18.2.3 Overkappingen
Voor het bouwen van overkappingen gelden de volgende regels:
-
a. overkappingen zijn binnen het gehele bouwperceel toegestaan;
-
b. de maximum bouwhoogte bedraagt 3 meter;
-
c. de bebouwde oppervlakte mag niet meer dan 20 m² bedragen, mits het bouwperceel gelegen buiten het bouwvlak voor niet meer dan 50% is dan wel wordt bebouwd.

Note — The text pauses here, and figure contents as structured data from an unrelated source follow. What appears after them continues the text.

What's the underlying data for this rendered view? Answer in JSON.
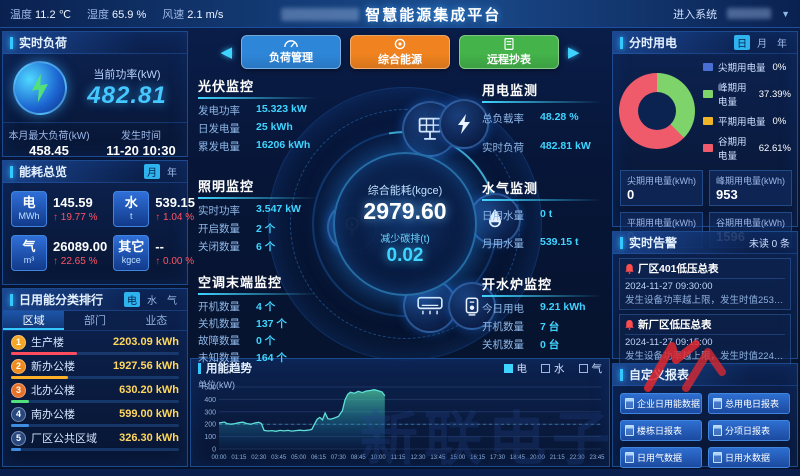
{
  "header": {
    "weather": [
      {
        "label": "温度",
        "value": "11.2 ℃"
      },
      {
        "label": "湿度",
        "value": "65.9 %"
      },
      {
        "label": "风速",
        "value": "2.1 m/s"
      }
    ],
    "title": "智慧能源集成平台",
    "enter_system": "进入系统"
  },
  "nav": {
    "prev": "◀",
    "next": "▶",
    "buttons": [
      {
        "label": "负荷管理",
        "color": "#2e86d9"
      },
      {
        "label": "综合能源",
        "color": "#f0831f"
      },
      {
        "label": "远程抄表",
        "color": "#43b34a"
      }
    ]
  },
  "realtime_load": {
    "title": "实时负荷",
    "current_label": "当前功率(kW)",
    "current_value": "482.81",
    "max_label": "本月最大负荷(kW)",
    "max_value": "458.45",
    "time_label": "发生时间",
    "time_value": "11-20 10:30"
  },
  "energy_overview": {
    "title": "能耗总览",
    "toggles": [
      "月",
      "年"
    ],
    "selected_toggle": "月",
    "items": [
      {
        "name": "电",
        "unit": "MWh",
        "value": "145.59",
        "arrow": "↑",
        "delta": "19.77 %"
      },
      {
        "name": "水",
        "unit": "t",
        "value": "539.15",
        "arrow": "↑",
        "delta": "1.04 %"
      },
      {
        "name": "气",
        "unit": "m³",
        "value": "26089.00",
        "arrow": "↑",
        "delta": "22.65 %"
      },
      {
        "name": "其它",
        "unit": "kgce",
        "value": "--",
        "arrow": "↑",
        "delta": "0.00 %"
      }
    ]
  },
  "daily_ranking": {
    "title": "日用能分类排行",
    "energy_toggles": [
      "电",
      "水",
      "气"
    ],
    "selected_energy": "电",
    "tabs": [
      "区域",
      "部门",
      "业态"
    ],
    "selected_tab": "区域",
    "items": [
      {
        "rank": "1",
        "name": "生产楼",
        "value": "2203.09 kWh",
        "bar_pct": 39,
        "bar_color": "#ff4d5e",
        "badge_color": "#f5a623"
      },
      {
        "rank": "2",
        "name": "新办公楼",
        "value": "1927.56 kWh",
        "bar_pct": 34,
        "bar_color": "#ffb029",
        "badge_color": "#f08c1f"
      },
      {
        "rank": "3",
        "name": "北办公楼",
        "value": "630.20 kWh",
        "bar_pct": 11,
        "bar_color": "#52e07c",
        "badge_color": "#e8712a"
      },
      {
        "rank": "4",
        "name": "南办公楼",
        "value": "599.00 kWh",
        "bar_pct": 10.5,
        "bar_color": "#3f8de0",
        "badge_color": "#27477f"
      },
      {
        "rank": "5",
        "name": "厂区公共区域",
        "value": "326.30 kWh",
        "bar_pct": 6,
        "bar_color": "#3f8de0",
        "badge_color": "#27477f"
      }
    ]
  },
  "monitors": {
    "pv": {
      "title": "光伏监控",
      "rows": [
        {
          "label": "发电功率",
          "value": "15.323 kW"
        },
        {
          "label": "日发电量",
          "value": "25 kWh"
        },
        {
          "label": "累发电量",
          "value": "16206 kWh"
        }
      ]
    },
    "lighting": {
      "title": "照明监控",
      "rows": [
        {
          "label": "实时功率",
          "value": "3.547 kW"
        },
        {
          "label": "开启数量",
          "value": "2 个"
        },
        {
          "label": "关闭数量",
          "value": "6 个"
        }
      ]
    },
    "ac": {
      "title": "空调末端监控",
      "rows": [
        {
          "label": "开机数量",
          "value": "4 个"
        },
        {
          "label": "关机数量",
          "value": "137 个"
        },
        {
          "label": "故障数量",
          "value": "0 个"
        },
        {
          "label": "未知数量",
          "value": "164 个"
        }
      ]
    },
    "power": {
      "title": "用电监测",
      "rows": [
        {
          "label": "总负载率",
          "value": "48.28 %"
        },
        {
          "label": "实时负荷",
          "value": "482.81 kW"
        }
      ]
    },
    "water_gas": {
      "title": "水气监测",
      "rows": [
        {
          "label": "日用水量",
          "value": "0 t"
        },
        {
          "label": "月用水量",
          "value": "539.15 t"
        }
      ]
    },
    "boiler": {
      "title": "开水炉监控",
      "rows": [
        {
          "label": "今日用电",
          "value": "9.21 kWh"
        },
        {
          "label": "开机数量",
          "value": "7 台"
        },
        {
          "label": "关机数量",
          "value": "0 台"
        }
      ]
    }
  },
  "center_gauge": {
    "energy_label": "综合能耗(kgce)",
    "energy_value": "2979.60",
    "carbon_label": "减少碳排(t)",
    "carbon_value": "0.02"
  },
  "tou": {
    "title": "分时用电",
    "toggles": [
      "日",
      "月",
      "年"
    ],
    "selected_toggle": "日",
    "chart_data": {
      "type": "pie",
      "labels": [
        "尖期用电量",
        "峰期用电量",
        "平期用电量",
        "谷期用电量"
      ],
      "values": [
        0,
        37.39,
        0,
        62.61
      ]
    },
    "legend": [
      {
        "name": "尖期用电量",
        "pct": "0%",
        "value": 0,
        "color": "#4a6fd4"
      },
      {
        "name": "峰期用电量",
        "pct": "37.39%",
        "value": 37.39,
        "color": "#7ed36b"
      },
      {
        "name": "平期用电量",
        "pct": "0%",
        "value": 0,
        "color": "#f0b429"
      },
      {
        "name": "谷期用电量",
        "pct": "62.61%",
        "value": 62.61,
        "color": "#ef5b6b"
      }
    ],
    "stats": [
      {
        "label": "尖期用电量(kWh)",
        "value": "0"
      },
      {
        "label": "峰期用电量(kWh)",
        "value": "953"
      },
      {
        "label": "平期用电量(kWh)",
        "value": "0"
      },
      {
        "label": "谷期用电量(kWh)",
        "value": "1596"
      }
    ]
  },
  "alarms": {
    "title": "实时告警",
    "unread": "未读 0 条",
    "items": [
      {
        "name": "厂区401低压总表",
        "time": "2024-11-27 09:30:00",
        "desc": "发生设备功率越上限，发生时值253.2kW，…"
      },
      {
        "name": "新厂区低压总表",
        "time": "2024-11-27 09:15:00",
        "desc": "发生设备功率越上限，发生时值224.94kW…"
      }
    ]
  },
  "reports": {
    "title": "自定义报表",
    "buttons": [
      "企业日用能数据",
      "总用电日报表",
      "楼栋日报表",
      "分项日报表",
      "日用气数据",
      "日用水数据"
    ]
  },
  "trend": {
    "title": "用能趋势",
    "unit_label": "单位(kW)",
    "legend": [
      {
        "label": "电",
        "color": "#3fd4ff",
        "selected": true
      },
      {
        "label": "水",
        "color": "",
        "selected": false
      },
      {
        "label": "气",
        "color": "",
        "selected": false
      }
    ],
    "chart_data": {
      "type": "area",
      "series_name": "电",
      "unit": "kW",
      "ylim": [
        0,
        500
      ],
      "y_ticks": [
        0,
        100,
        200,
        300,
        400,
        500
      ],
      "x_ticks": [
        "00:00",
        "01:15",
        "02:30",
        "03:45",
        "05:00",
        "06:15",
        "07:30",
        "08:45",
        "10:00",
        "11:15",
        "12:30",
        "13:45",
        "15:00",
        "16:15",
        "17:30",
        "18:45",
        "20:00",
        "21:15",
        "22:30",
        "23:45"
      ],
      "x_tick_interval_min": 75,
      "x_range_min": [
        0,
        1440
      ],
      "points": [
        [
          0,
          210
        ],
        [
          20,
          218
        ],
        [
          30,
          205
        ],
        [
          45,
          200
        ],
        [
          60,
          205
        ],
        [
          75,
          212
        ],
        [
          90,
          216
        ],
        [
          105,
          205
        ],
        [
          120,
          200
        ],
        [
          135,
          210
        ],
        [
          150,
          215
        ],
        [
          160,
          205
        ],
        [
          170,
          150
        ],
        [
          185,
          145
        ],
        [
          200,
          148
        ],
        [
          215,
          143
        ],
        [
          230,
          150
        ],
        [
          245,
          146
        ],
        [
          260,
          150
        ],
        [
          275,
          144
        ],
        [
          290,
          148
        ],
        [
          305,
          152
        ],
        [
          320,
          148
        ],
        [
          335,
          152
        ],
        [
          350,
          158
        ],
        [
          360,
          200
        ],
        [
          370,
          240
        ],
        [
          380,
          255
        ],
        [
          390,
          235
        ],
        [
          400,
          290
        ],
        [
          410,
          245
        ],
        [
          420,
          240
        ],
        [
          435,
          250
        ],
        [
          450,
          262
        ],
        [
          465,
          310
        ],
        [
          475,
          395
        ],
        [
          485,
          440
        ],
        [
          495,
          458
        ],
        [
          510,
          450
        ],
        [
          525,
          465
        ],
        [
          540,
          455
        ],
        [
          555,
          468
        ],
        [
          570,
          472
        ],
        [
          585,
          478
        ],
        [
          600,
          470
        ],
        [
          615,
          460
        ],
        [
          625,
          430
        ]
      ]
    }
  },
  "watermark": {
    "text": "新联电子"
  }
}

18.2.4 Bouwwerken, geen gebouwen zijnde
Voor het bouwen van bouwwerken, geen gebouwen zijnde, gelden de volgende regels:
-
a. bouwwerken, geen gebouwen zijnde, mogen worden gebouwd binnen het bouwperceel;
-
b. de maximale bouwhoogte van terreinafscheidingen bedraagt maximaal 2 meter voor zover gelegen achter de voorgevelrooilijn;
-
c. de maximale bouwhoogte van terreinafscheidingen bedraagt maximaal 1 meter voor zover gelegen vóór de voorgevelrooilijn,
-
d. de maximale bouwhoogte van vlaggenmasten bedraagt 8 meter. Per perceel is maximaal 1 vlaggenmast toegestaan;
-
e. de maximale bouwhoogte van overige bouwwerken, geen gebouwen zijnde, bedraagt 3 meter;
-
f. het maximale bebouwingspercentage bedraagt 50% berekend over het bouwperceel voorzover gelegen buiten het bouwvlak;
-
g. de maximale bouwhoogte van beschoeiing, daaronder begrepen golfbrekers, bedraagt 1 meter, gemeten vanaf de waterlijn.
18.4 Afwijken van de bouwregels
18.4.1 Bijbehorende bouwwerken
Het bevoegd gezag kan door middel van een omgevingsvergunning afwijken van het bepaalde in 18.2.2onder b, ten behoeve van een groter maximaal gezamenlijk oppervlak aan bijbehorende bouwwerken, tot 80 m², voor bouwpercelen met een oppervlakte tot en met 500 m², met dien verstande dat:
-
a. de gebruiksmogelijkheden en het woon- en leefklimaat van aangrenzende gronden en bouwwerken niet onevenredig worden aangetast;
-
b. de stedenbouwkundige kwaliteit en beeldkwaliteit van de naaste omgeving gewaarborgd moeten zijn;
-
c. de verkeersveiligheid en de parkeergelegenheid gewaarborgd moeten zijn;
-
d. de sociale veiligheid gewaarborgd moet zijn;
-
e. de brandveiligheid en rampenstrijding gewaarborgd moeten zijn.
18.4.2 Erf- en terreinafscheidingen
Het bevoegd gezag kan door middel van een omgevingsvergunning afwijken van het bepaalde in sublid 18.2.4 onder c ten behoeve van de bouw van erf- en terreinafscheidingen tot maximaal 2 meter hoog vóór de voorgevellijn, met inbegrip van hekken en poorten op bruggen die dienen als erf- en/of terreinafscheiding.
18.4.3 Dakopbouwen
Het bevoegd gezag kan door middel van een omgevingsvergunning afwijken van het bepaalde in 18.2.1onder k, teneinde realisering van een dakopbouw toe te staan, met dien verstande dat:
-
a. de toegelaten goot- en bouwhoogten met ten hoogste 2 meter mag worden vergroot;
-
b. de stedenbouwkundige kwaliteit en beeldkwaliteit van de naaste omgeving gewaarborgd moeten zijn.